The Kaduna State Government in spite of all it has achieved has continued working with SPARC to develop and implement a Governance Reform Programme in three key areas;Public Financial Management (PFM); Public Service Management (PSM); and policy  & Strategy (Incorporating Monitoring and Evaluation (P&S/M&E). So far there is Improved accounting,mandates of ministries,departments and agencies have become clearer, strengthened  partnerships; and improved service delivery strategies.The Kaduna State might not be there yet,but the vision is clear and like the Chinese will say,the journey of a thousand miles,starts with the very first mile. Kaduna State has left Egypt,it might like the Israelites spend 40 years to get to the desired promised land,but the fact remains that it has left Egypt in a journey that it wasn’t imposed.The various reforms are products of self assessment – the government identifying strengths and weaknesses of its public service,its policy and strategy, and taking steps to address them.

Kaduna State is one of the few states that has implemented IPSAS in the preparation and implementation of budget because the dire consequences of an insufficient transparency and accountability are obvious. It  is also one of the states that has fully subscribed to the the Open Government Partnership (OGP), which encourages state governments to be transparent and accountable by making information on budget available on its website. Kaduna State realization that governments are not risk free and that  failure of fiscal management  will have serious impact on the economy of the state especially as it relates to efficient service delivery,is something other states haven’t focused on. 

The  BusinessDay Governance and Competitiveness Award for ease of doing business, the Institute of Chartered Accountants (ICAN) Award , etc  conferred on Kaduna State Government is a recognition of the tremendous work(reforms),that the governor and his team especially the budget planning commission and the finance ministry have put in and are continuing to put in. The world bank uses the ease of registering a new business, obtaining business licencing, favourable tax regime, ease of obtaining land and title documents,in concluding how friendly a state or country is doing business with them.
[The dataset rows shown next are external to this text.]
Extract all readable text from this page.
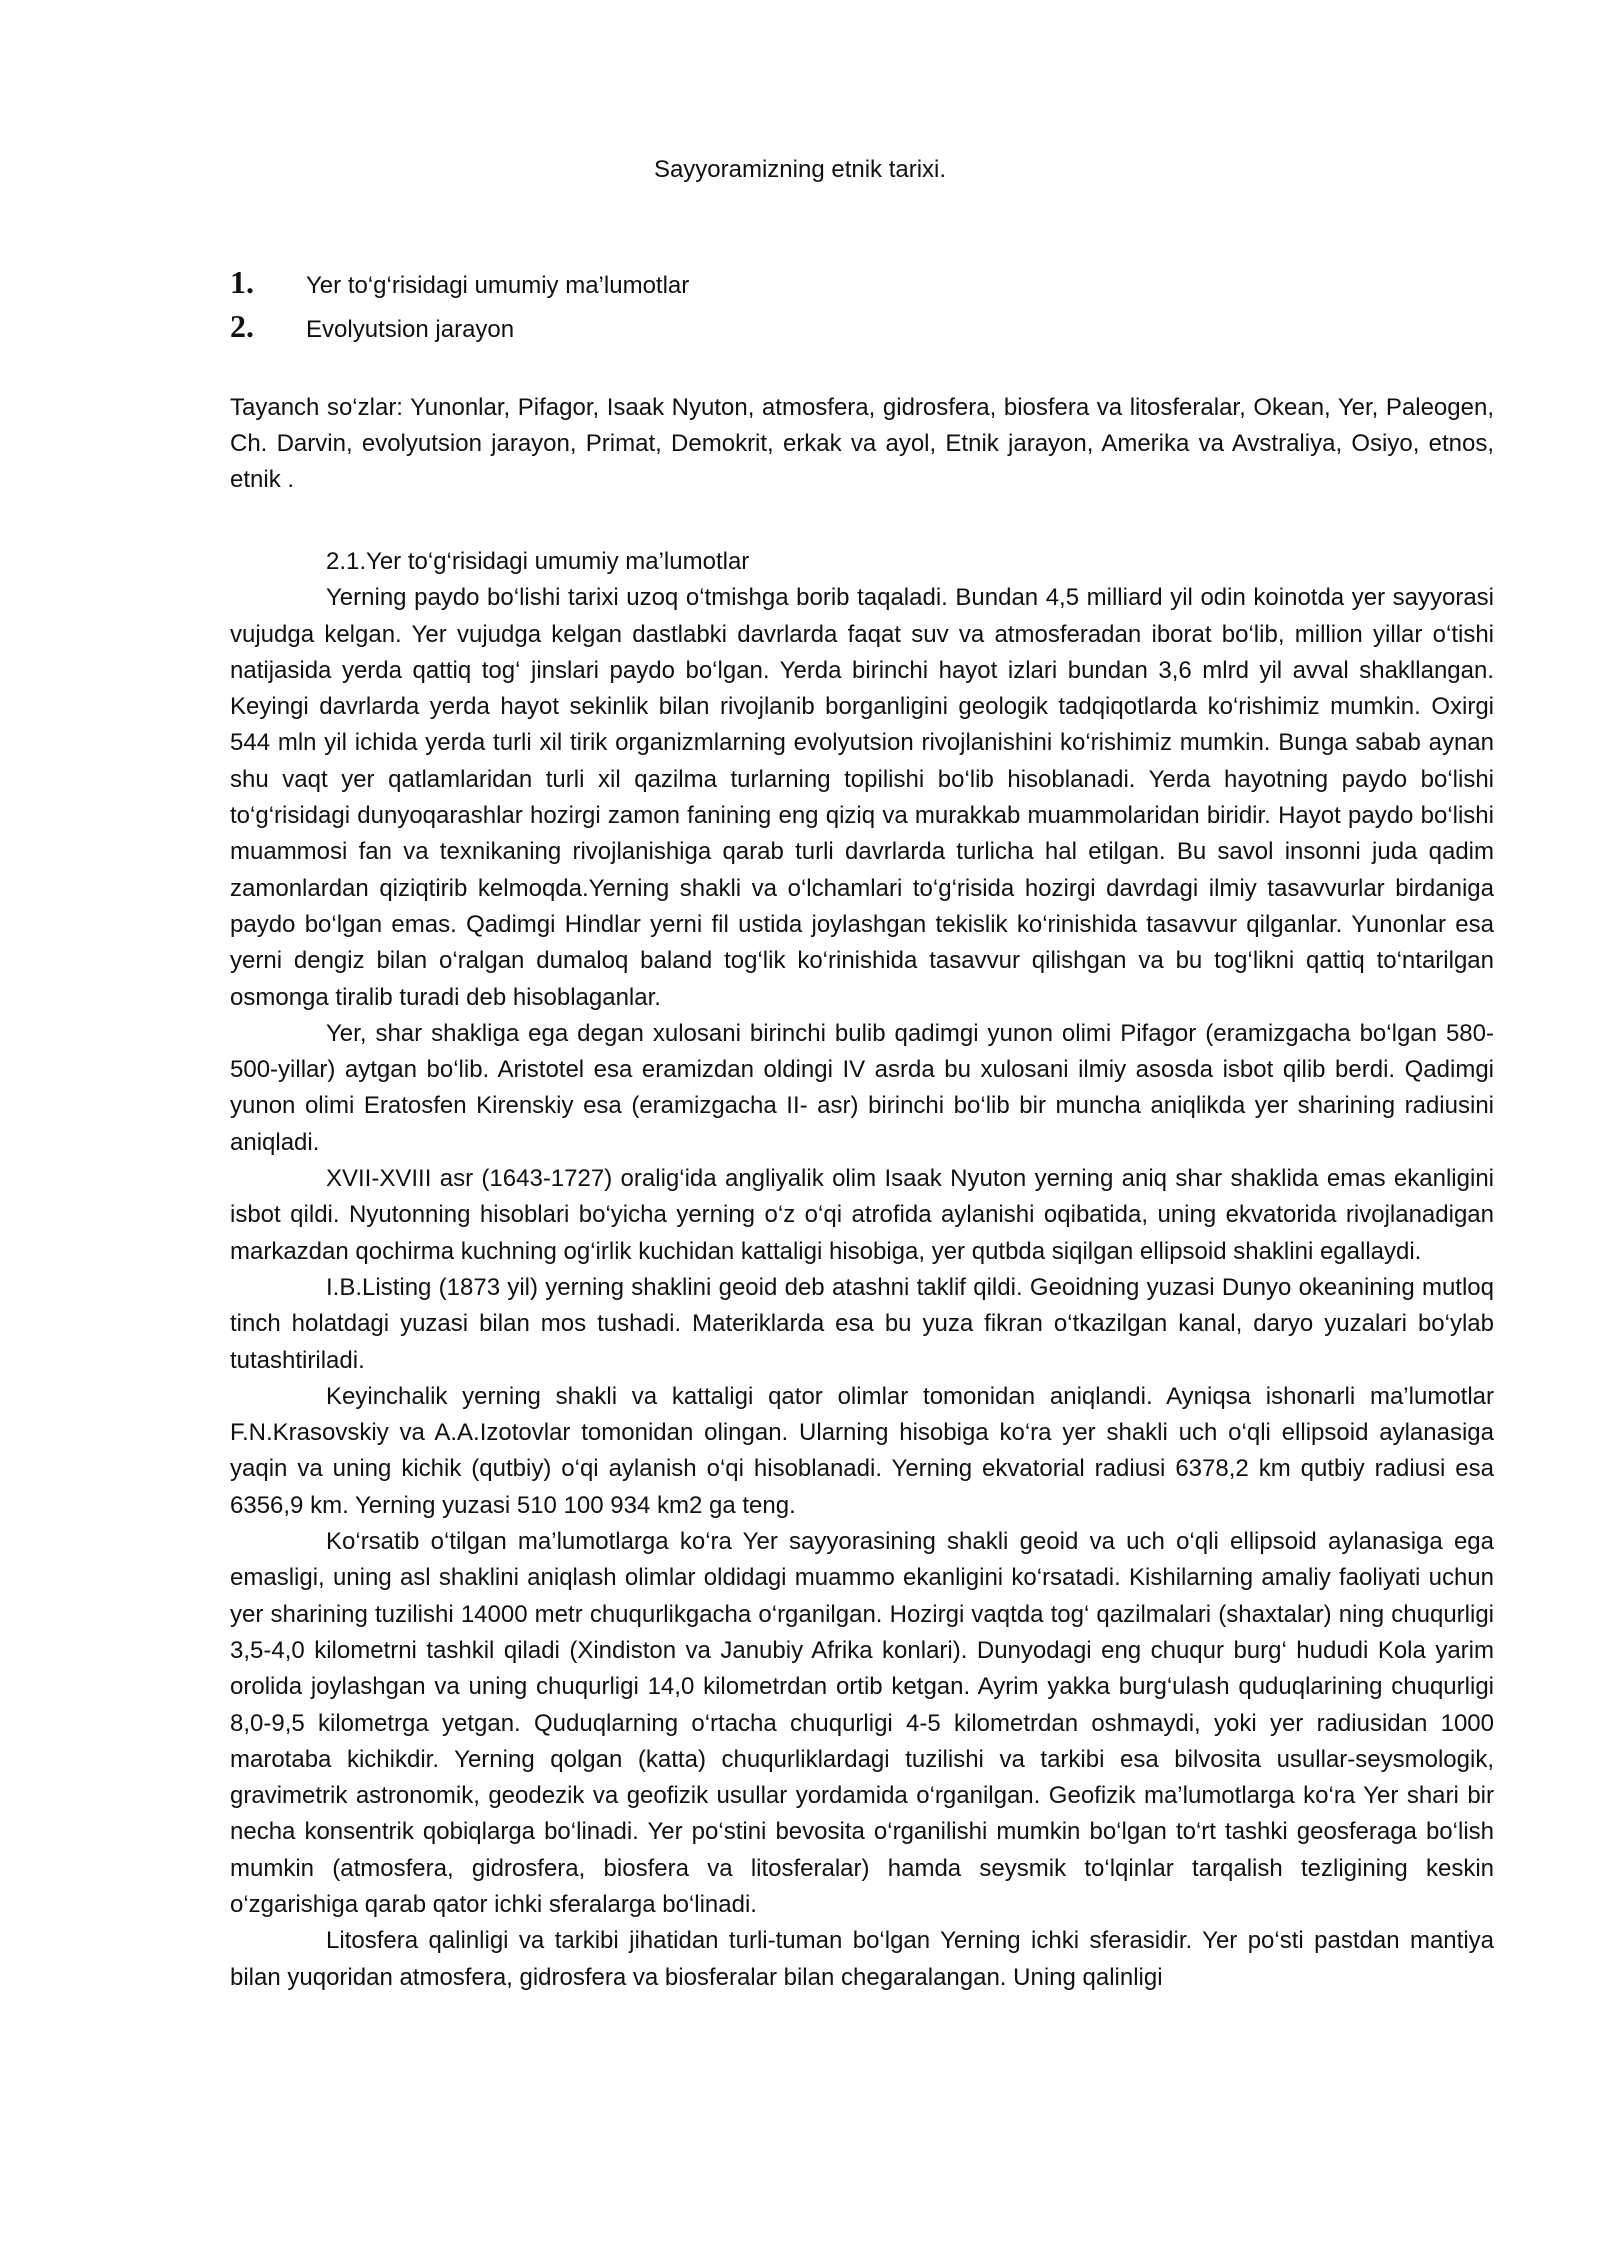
Sayyoramizning etnik tarixi.
1.	Yer to‘g‘risidagi umumiy ma’lumotlar
2.	Evolyutsion jarayon

Tayanch so‘zlar: Yunonlar, Pifagor, Isaak Nyuton, atmosfera, gidrosfera, biosfera va litosferalar, Okean, Yer, Paleogen, Ch. Darvin, evolyutsion jarayon, Primat, Demokrit, erkak va ayol, Etnik jarayon, Amerika va Avstraliya, Osiyo, etnos, etnik .

2.1.Yer to‘g‘risidagi umumiy ma’lumotlar

Yerning paydo bo‘lishi tarixi uzoq o‘tmishga borib taqaladi. Bundan 4,5 milliard yil odin koinotda yer sayyorasi vujudga kelgan. Yer vujudga kelgan dastlabki davrlarda faqat suv va atmosferadan iborat bo‘lib, million yillar o‘tishi natijasida yerda qattiq tog‘ jinslari paydo bo‘lgan. Yerda birinchi hayot izlari bundan 3,6 mlrd yil avval shakllangan. Keyingi davrlarda yerda hayot sekinlik bilan rivojlanib borganligini geologik tadqiqotlarda ko‘rishimiz mumkin. Oxirgi 544 mln yil ichida yerda turli xil tirik organizmlarning evolyutsion rivojlanishini ko‘rishimiz mumkin. Bunga sabab aynan shu vaqt yer qatlamlaridan turli xil qazilma turlarning topilishi bo‘lib hisoblanadi. Yerda hayotning paydo bo‘lishi to‘g‘risidagi dunyoqarashlar hozirgi zamon fanining eng qiziq va murakkab muammolaridan biridir. Hayot paydo bo‘lishi muammosi fan va texnikaning rivojlanishiga qarab turli davrlarda turlicha hal etilgan. Bu savol insonni juda qadim zamonlardan qiziqtirib kelmoqda.Yerning shakli va o‘lchamlari to‘g‘risida hozirgi davrdagi ilmiy tasavvurlar birdaniga paydo bo‘lgan emas. Qadimgi Hindlar yerni fil ustida joylashgan tekislik ko‘rinishida tasavvur qilganlar. Yunonlar esa yerni dengiz bilan o‘ralgan dumaloq baland tog‘lik ko‘rinishida tasavvur qilishgan va bu tog‘likni qattiq to‘ntarilgan osmonga tiralib turadi deb hisoblaganlar.

Yer, shar shakliga ega degan xulosani birinchi bulib qadimgi yunon olimi Pifagor (eramizgacha bo‘lgan 580-500-yillar) aytgan bo‘lib. Aristotel esa eramizdan oldingi IV asrda bu xulosani ilmiy asosda isbot qilib berdi. Qadimgi yunon olimi Eratosfen Kirenskiy esa (eramizgacha II- asr) birinchi bo‘lib bir muncha aniqlikda yer sharining radiusini aniqladi.

XVII-XVIII asr (1643-1727) oralig‘ida angliyalik olim Isaak Nyuton yerning aniq shar shaklida emas ekanligini isbot qildi. Nyutonning hisoblari bo‘yicha yerning o‘z o‘qi atrofida aylanishi oqibatida, uning ekvatorida rivojlanadigan markazdan qochirma kuchning og‘irlik kuchidan kattaligi hisobiga, yer qutbda siqilgan ellipsoid shaklini egallaydi.

I.B.Listing (1873 yil) yerning shaklini geoid deb atashni taklif qildi. Geoidning yuzasi Dunyo okeanining mutloq tinch holatdagi yuzasi bilan mos tushadi. Materiklarda esa bu yuza fikran o‘tkazilgan kanal, daryo yuzalari bo‘ylab tutashtiriladi.

Keyinchalik yerning shakli va kattaligi qator olimlar tomonidan aniqlandi. Ayniqsa ishonarli ma’lumotlar F.N.Krasovskiy va A.A.Izotovlar tomonidan olingan. Ularning hisobiga ko‘ra yer shakli uch o‘qli ellipsoid aylanasiga yaqin va uning kichik (qutbiy) o‘qi aylanish o‘qi hisoblanadi. Yerning ekvatorial radiusi 6378,2 km qutbiy radiusi esa 6356,9 km. Yerning yuzasi 510 100 934 km2 ga teng.

Ko‘rsatib o‘tilgan ma’lumotlarga ko‘ra Yer sayyorasining shakli geoid va uch o‘qli ellipsoid aylanasiga ega emasligi, uning asl shaklini aniqlash olimlar oldidagi muammo ekanligini ko‘rsatadi. Kishilarning amaliy faoliyati uchun yer sharining tuzilishi 14000 metr chuqurlikgacha o‘rganilgan. Hozirgi vaqtda tog‘ qazilmalari (shaxtalar) ning chuqurligi 3,5-4,0 kilometrni tashkil qiladi (Xindiston va Janubiy Afrika konlari). Dunyodagi eng chuqur burg‘ hududi Kola yarim orolida joylashgan va uning chuqurligi 14,0 kilometrdan ortib ketgan. Ayrim yakka burg‘ulash quduqlarining chuqurligi 8,0-9,5 kilometrga yetgan. Quduqlarning o‘rtacha chuqurligi 4-5 kilometrdan oshmaydi, yoki yer radiusidan 1000 marotaba kichikdir. Yerning qolgan (katta) chuqurliklardagi tuzilishi va tarkibi esa bilvosita usullar-seysmologik, gravimetrik astronomik, geodezik va geofizik usullar yordamida o‘rganilgan. Geofizik ma’lumotlarga ko‘ra Yer shari bir necha konsentrik qobiqlarga bo‘linadi. Yer po‘stini bevosita o‘rganilishi mumkin bo‘lgan to‘rt tashki geosferaga bo‘lish mumkin (atmosfera, gidrosfera, biosfera va litosferalar) hamda seysmik to‘lqinlar tarqalish tezligining keskin o‘zgarishiga qarab qator ichki sferalarga bo‘linadi.

Litosfera qalinligi va tarkibi jihatidan turli-tuman bo‘lgan Yerning ichki sferasidir. Yer po‘sti pastdan mantiya bilan yuqoridan atmosfera, gidrosfera va biosferalar bilan chegaralangan. Uning qalinligi
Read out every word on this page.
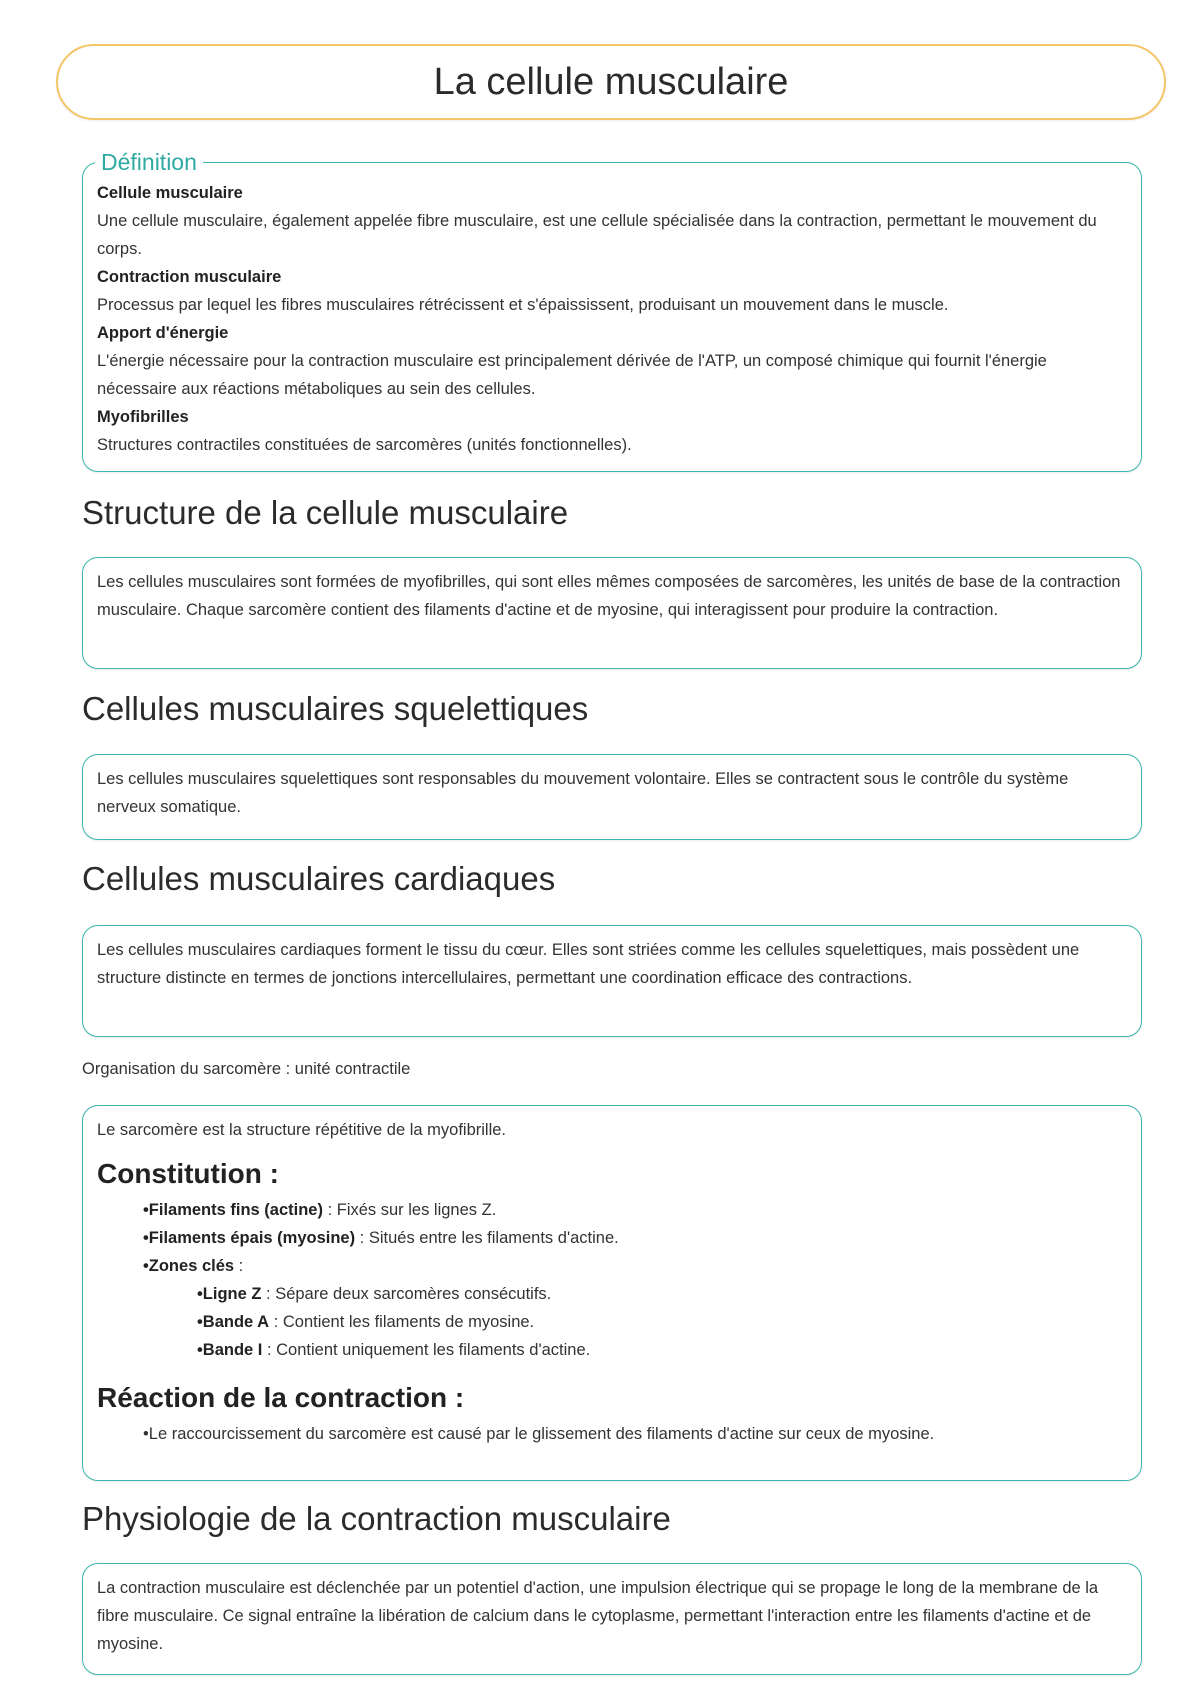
La cellule musculaire
Définition

Cellule musculaire

Une cellule musculaire, également appelée fibre musculaire, est une cellule spécialisée dans la contraction, permettant le mouvement du corps.

Contraction musculaire

Processus par lequel les fibres musculaires rétrécissent et s'épaississent, produisant un mouvement dans le muscle.

Apport d'énergie

L'énergie nécessaire pour la contraction musculaire est principalement dérivée de l'ATP, un composé chimique qui fournit l'énergie nécessaire aux réactions métaboliques au sein des cellules.

Myofibrilles

Structures contractiles constituées de sarcomères (unités fonctionnelles).

Structure de la cellule musculaire

Les cellules musculaires sont formées de myofibrilles, qui sont elles mêmes composées de sarcomères, les unités de base de la contraction musculaire. Chaque sarcomère contient des filaments d'actine et de myosine, qui interagissent pour produire la contraction.

Cellules musculaires squelettiques

Les cellules musculaires squelettiques sont responsables du mouvement volontaire. Elles se contractent sous le contrôle du système nerveux somatique.

Cellules musculaires cardiaques

Les cellules musculaires cardiaques forment le tissu du cœur. Elles sont striées comme les cellules squelettiques, mais possèdent une structure distincte en termes de jonctions intercellulaires, permettant une coordination efficace des contractions.

Organisation du sarcomère : unité contractile

Le sarcomère est la structure répétitive de la myofibrille.

Constitution :

•Filaments fins (actine) : Fixés sur les lignes Z.

•Filaments épais (myosine) : Situés entre les filaments d'actine.

•Zones clés :

•Ligne Z : Sépare deux sarcomères consécutifs.

•Bande A : Contient les filaments de myosine.

•Bande I : Contient uniquement les filaments d'actine.

Réaction de la contraction :

•Le raccourcissement du sarcomère est causé par le glissement des filaments d'actine sur ceux de myosine.

Physiologie de la contraction musculaire

La contraction musculaire est déclenchée par un potentiel d'action, une impulsion électrique qui se propage le long de la membrane de la fibre musculaire. Ce signal entraîne la libération de calcium dans le cytoplasme, permettant l'interaction entre les filaments d'actine et de myosine.
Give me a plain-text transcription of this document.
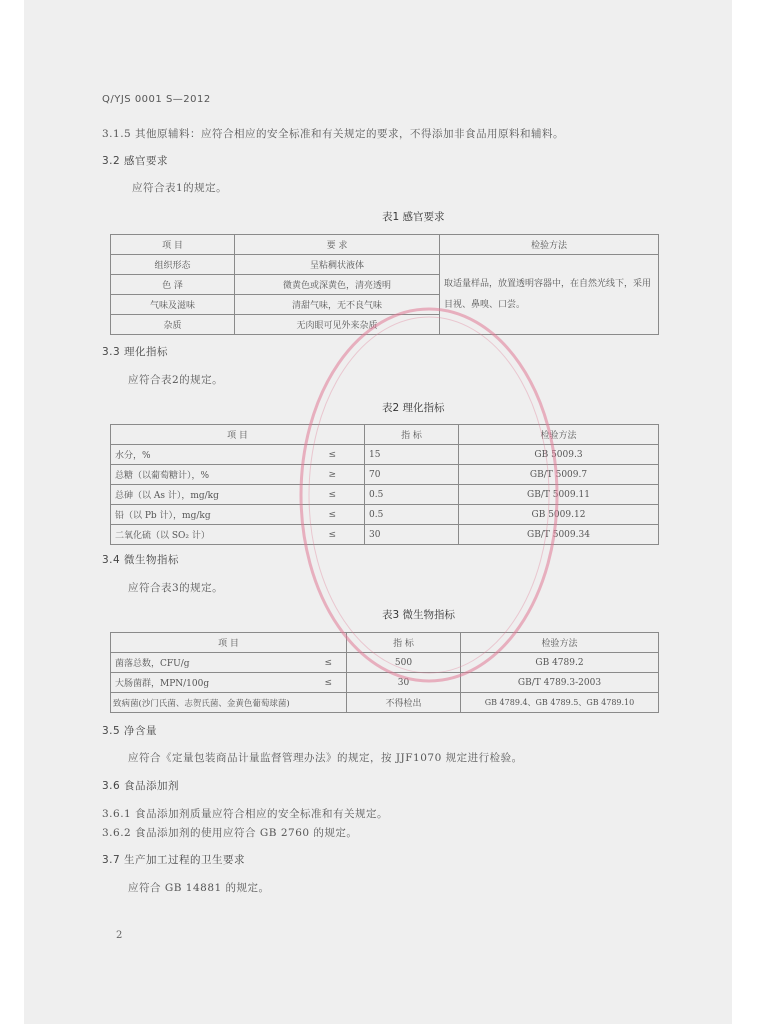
Q/YJS 0001 S—2012
3.1.5 其他原辅料：应符合相应的安全标准和有关规定的要求，不得添加非食品用原料和辅料。
3.2 感官要求
应符合表1的规定。
表1 感官要求
项 目	要 求	检验方法
组织形态	呈粘稠状液体	取适量样品，放置透明容器中，在自然光线下，采用目视、鼻嗅、口尝。
色 泽	微黄色或深黄色，清亮透明	
气味及滋味	清甜气味，无不良气味	
杂质	无肉眼可见外来杂质	
3.3 理化指标
应符合表2的规定。
表2 理化指标
项 目		指 标	检验方法
水分，%	≤	15	GB 5009.3
总糖（以葡萄糖计），%	≥	70	GB/T 5009.7
总砷（以 As 计），mg/kg	≤	0.5	GB/T 5009.11
铅（以 Pb 计），mg/kg	≤	0.5	GB 5009.12
二氧化硫（以 SO₂ 计）	≤	30	GB/T 5009.34
3.4 微生物指标
应符合表3的规定。
表3 微生物指标
项 目		指 标	检验方法
菌落总数，CFU/g	≤	500	GB 4789.2
大肠菌群，MPN/100g	≤	30	GB/T 4789.3-2003
致病菌(沙门氏菌、志贺氏菌、金黄色葡萄球菌)		不得检出	GB 4789.4、GB 4789.5、GB 4789.10
3.5 净含量
应符合《定量包装商品计量监督管理办法》的规定，按 JJF1070 规定进行检验。
3.6 食品添加剂
3.6.1 食品添加剂质量应符合相应的安全标准和有关规定。
3.6.2 食品添加剂的使用应符合 GB 2760 的规定。
3.7 生产加工过程的卫生要求
应符合 GB 14881 的规定。
2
The various awards are definitely not whimsical. For instance the ease of doing business reforms, means that the Ministries, Departments, and Agencies (MDAs) will drastically shorten business registration duration. 

The other critical reform project which has received the endorsement of ICAN is the Partnership to Engage, Reform and Learn (PERL) , a five-year Public Sector Accountability and Governance programme, funded by the UK’s Department for International Development (DFID). PERL has reformed how Kaduna State government organizes its core business of making laws,implementing, tracking and accounting for policies, plans and budgets used in delivering public goods (economic stability and an enabling environment for private enterprise so as to promote growth and reduce poverty) and service delivery to the citizenry, and how citizens themselves engage with these processes. 

Governor El-Rufai  is unambiguous in affirming the role of the private sector in driving the economy of the state and that “Investments by the private sector will play a crucial role in achieving the objectives its programme”. Governments can only directly employ a few persons,which means that job creation, the reduction of poverty and the boosting of human dignity and living standards are all goals that require the government to be smart in making choices, one of which is to recognise that it must partner the private sector. Against this background it must run an efficient service by cutting off waste, fraud, and abuses. 

Post Script: Kudos to Kaduna State for publishing its Audited Financial Statements in a timely fashion, for publishing its  Budget Implementation Performance Report,for being the first in Implementing TSA, Reviewing its Revenue Laws,and for Biometric Capture of Civil Servants etc.